Sergio Gallo, Gleba - ādāmah, Gattomerlino, 2025
recensione di Flavio Vacchetta
Con questa nuova pubblicazione Sergio Gallo dimostra la sua profonda vena poetica, sincera, spontanea, d’istintiva natura all’arte del verso genuino e scorrevole. Personalmente colloco le poesie di Sergio fra le mie più gradite e penso sia uno fra gli autori più interessanti della poesia contemporanea: merita senza dubbio una particolare attenzione, sia da parte dei lettori che della critica. Una lettura fatta di proprie esplorazioni nel verace regno della versificazione e della creatività, ed il piacere della parola fatta arte. Gallo scrive con la massima scioltezza d’animo che gli perviene istantanea, l’immediatezza lo stimola all’uso della parola viva, tinta di coloriti contingenti, strappati ai processi intensi della vita emotiva. Il segreto è dentro l’ignoto apparire informe interiore, di tutto quel mondo che fluisce e molce il gesto affettivo dell’autore. Il poeta, nel sublimale scorcio del tempo, attende le felici prede musicali tra le grinfie egemoniche della penna guidata da conoscenza della mente creativa.
Sergio Gallo, scrive nella postfazione Ivan Crico, “nelle sue poesie mette in contatto micro macrocosmo, lo stupore davanti alle meraviglie della Natura che descrive con l’esattezza dell'uomo di scienza…” Egli, collaboratore di farmacia, fruga nei cieli l’aura fragrante e arcana della poesia, fantasticamente accolta alla corte delle emozioni sensazioni dei sogni poetici ed astronomici.
Come alba dorata la poesia sboccia nelle mani di Sergio, sguscia indomata da dalle viscere della materia vivente e dai sanguinosi eventi che dominano attualmente le vicende terrestri: guerre, calamità, catastrofi, epidemie…
Ventimila bambini palestinesi
sotto le macerie a Gaza:
quelli nati sotto le bombe
da giovani madri perite di parto
quelli morti di dolore
amputati senza anestesia
quelli presi a bersaglio
alla luce del giorno dai cecchini
quali assassine sure del Corano
recitavano?
E i neonati nelle culle termiche
senza elettricità, senz'acqua...
Da questi pochi versi si evince che Sergio Gallo la poesia ce l’ha proprio dentro, connaturata ai personali soffi del pensiero che è sollecitato da inquiete proprietà esplorative mai paghe di aperture prospettiche.
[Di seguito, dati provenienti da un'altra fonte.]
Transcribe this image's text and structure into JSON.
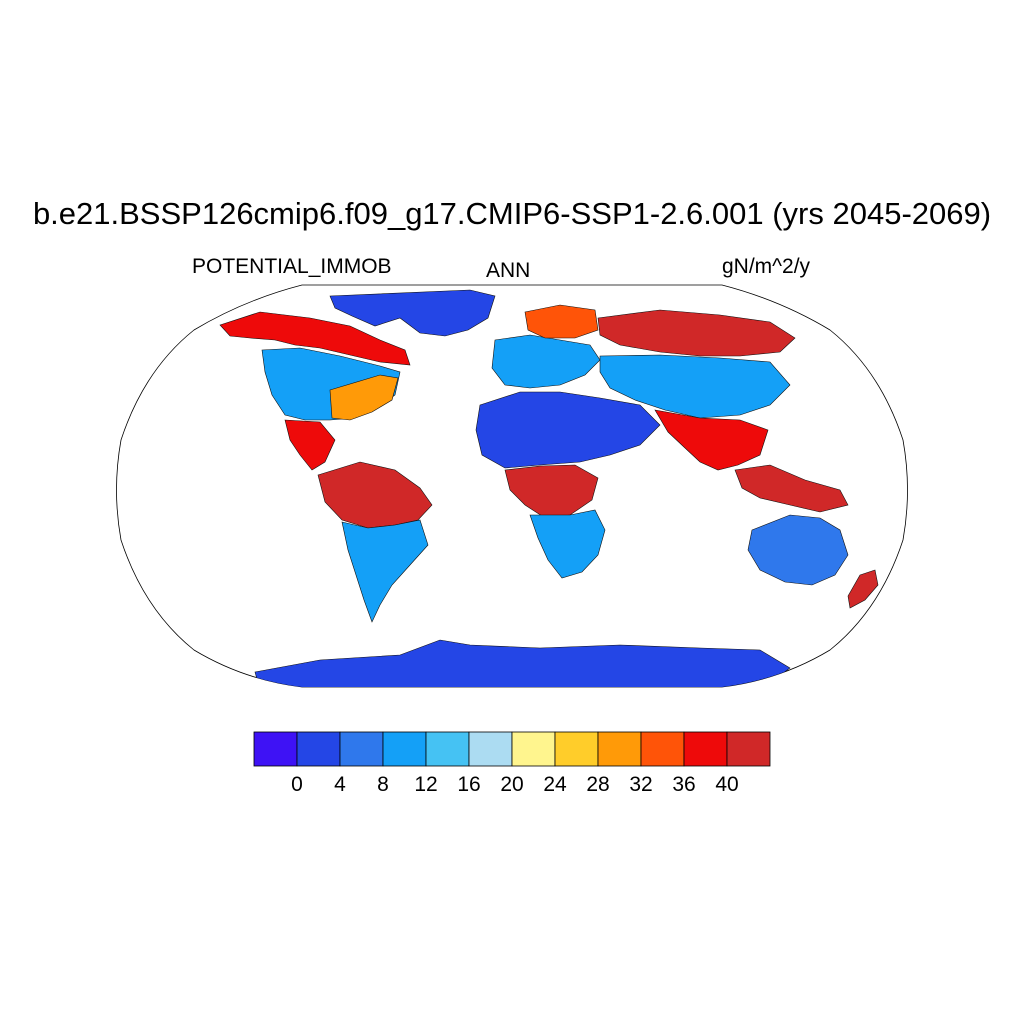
{
  "title": "b.e21.BSSP126cmip6.f09_g17.CMIP6-SSP1-2.6.001 (yrs 2045-2069)",
  "subtitle_left": "POTENTIAL_IMMOB",
  "subtitle_center": "ANN",
  "subtitle_right": "gN/m^2/y",
  "map_data": {
    "projection": "robinson",
    "variable": "POTENTIAL_IMMOB",
    "season": "ANN",
    "units": "gN/m^2/y",
    "regions": [
      {
        "name": "Greenland",
        "level": 1
      },
      {
        "name": "Canada boreal",
        "level": 10
      },
      {
        "name": "United States",
        "level": 3
      },
      {
        "name": "US southeast",
        "level": 8
      },
      {
        "name": "Central America",
        "level": 10
      },
      {
        "name": "Amazon",
        "level": 11
      },
      {
        "name": "Southern South America",
        "level": 3
      },
      {
        "name": "Europe",
        "level": 3
      },
      {
        "name": "Scandinavia",
        "level": 9
      },
      {
        "name": "Siberia",
        "level": 11
      },
      {
        "name": "Sahara and Arabia",
        "level": 1
      },
      {
        "name": "Central Africa",
        "level": 11
      },
      {
        "name": "Southern Africa",
        "level": 3
      },
      {
        "name": "Central Asia",
        "level": 3
      },
      {
        "name": "South and Southeast Asia",
        "level": 10
      },
      {
        "name": "Maritime Continent",
        "level": 11
      },
      {
        "name": "Australia",
        "level": 2
      },
      {
        "name": "New Zealand",
        "level": 11
      },
      {
        "name": "Antarctica",
        "level": 1
      }
    ]
  },
  "colorbar": {
    "colors": [
      "#3e12f5",
      "#2446e6",
      "#2f78ec",
      "#14a0f7",
      "#45c2f3",
      "#acdcf2",
      "#fff58e",
      "#ffcd2a",
      "#ff9a08",
      "#ff5408",
      "#ee0a0a",
      "#d02828"
    ],
    "tick_labels": [
      "0",
      "4",
      "8",
      "12",
      "16",
      "20",
      "24",
      "28",
      "32",
      "36",
      "40"
    ]
  }
}
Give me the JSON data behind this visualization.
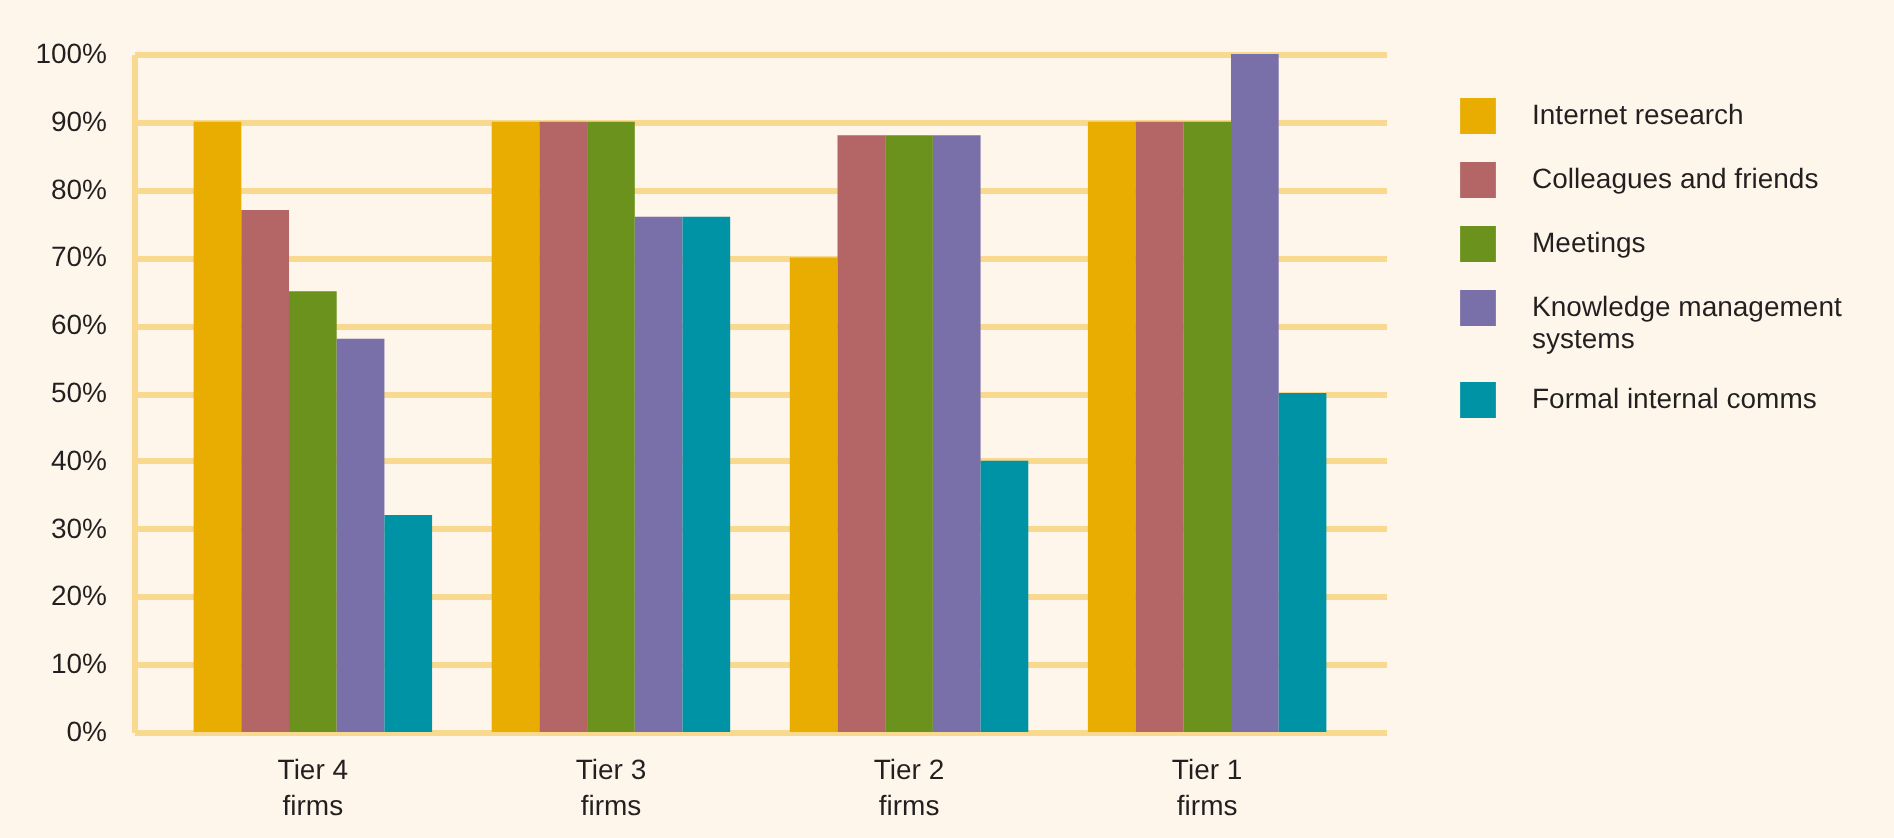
{
  "chart_data": {
    "type": "bar",
    "categories": [
      "Tier 4 firms",
      "Tier 3 firms",
      "Tier 2 firms",
      "Tier 1 firms"
    ],
    "series": [
      {
        "name": "Internet research",
        "color": "#e8ad00",
        "values": [
          90,
          90,
          70,
          90
        ]
      },
      {
        "name": "Colleagues and friends",
        "color": "#b36665",
        "values": [
          77,
          90,
          88,
          90
        ]
      },
      {
        "name": "Meetings",
        "color": "#6a921c",
        "values": [
          65,
          90,
          88,
          90
        ]
      },
      {
        "name": "Knowledge management systems",
        "color": "#7970a9",
        "values": [
          58,
          76,
          88,
          100
        ]
      },
      {
        "name": "Formal internal comms",
        "color": "#0093a5",
        "values": [
          32,
          76,
          40,
          50
        ]
      }
    ],
    "ylim": [
      0,
      100
    ],
    "yticks": [
      {
        "value": 0,
        "label": "0%"
      },
      {
        "value": 10,
        "label": "10%"
      },
      {
        "value": 20,
        "label": "20%"
      },
      {
        "value": 30,
        "label": "30%"
      },
      {
        "value": 40,
        "label": "40%"
      },
      {
        "value": 50,
        "label": "50%"
      },
      {
        "value": 60,
        "label": "60%"
      },
      {
        "value": 70,
        "label": "70%"
      },
      {
        "value": 80,
        "label": "80%"
      },
      {
        "value": 90,
        "label": "90%"
      },
      {
        "value": 100,
        "label": "100%"
      }
    ],
    "grid": "y",
    "legend": "right"
  }
}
Eccone nel testo che segue intitolato “Breve osservazione del cielo estivo”, a mio modesto avviso, la prova:
Sarebbe bastata la verità
d’una piccola porzione di cielo
in una notte serena;
un cielo d’inizio agosto,
ricco di corpi celesti:
Deneb, Altair, Vega prossime allo zenit;
il Cigno, Aquila, Lira
luminosa trincea della Via Lattea
la bocca da fuoco del Sagittario…
l’elmetto splendente Saturno
a oltre un miliardo di chilometri.
L’attrazione-repulsione
della doppia meraviglia astrale
di Albireo: becco, occhio di Orfeo…
Una breve ochiata alle stelle
nei loro remotissimi evi…
rende forse l’universo meno
crudele, smisurato, misterioso?
Versi narrativi si alternano a versi lapidari, ricchi di sintesi emotive, costante e geniale fascino estetico:
Restano nude ossa, trasparenti
più d’un bicchiere de tequila.
Natura imperfetta che mai potrà eguagliare
l'umana vacuità.
Richiamo ai versi dell’Ecclesiaste, citati in esergo alla raccolta: Prima che i giorni diventino sciagura (Qohèlet 12,3).
Per finire l’autore si riconosce nei frammenti rapidi dei suoi versi inebrianti ed inebriati da abissi ignoti, ricerche spasmodiche su cieli e stelle, respiri trionfali del verso fluttuante e galleggiante, fra onde di ali eterne.
Nell’augurio delle sapienziali parole del giovane Salomone, colte da I Re: Concedi al tuo servo un cuore docile, perché sappia rendere giustizia al tuo popolo e sappia distinguere il bene dal male (I Re 3,9).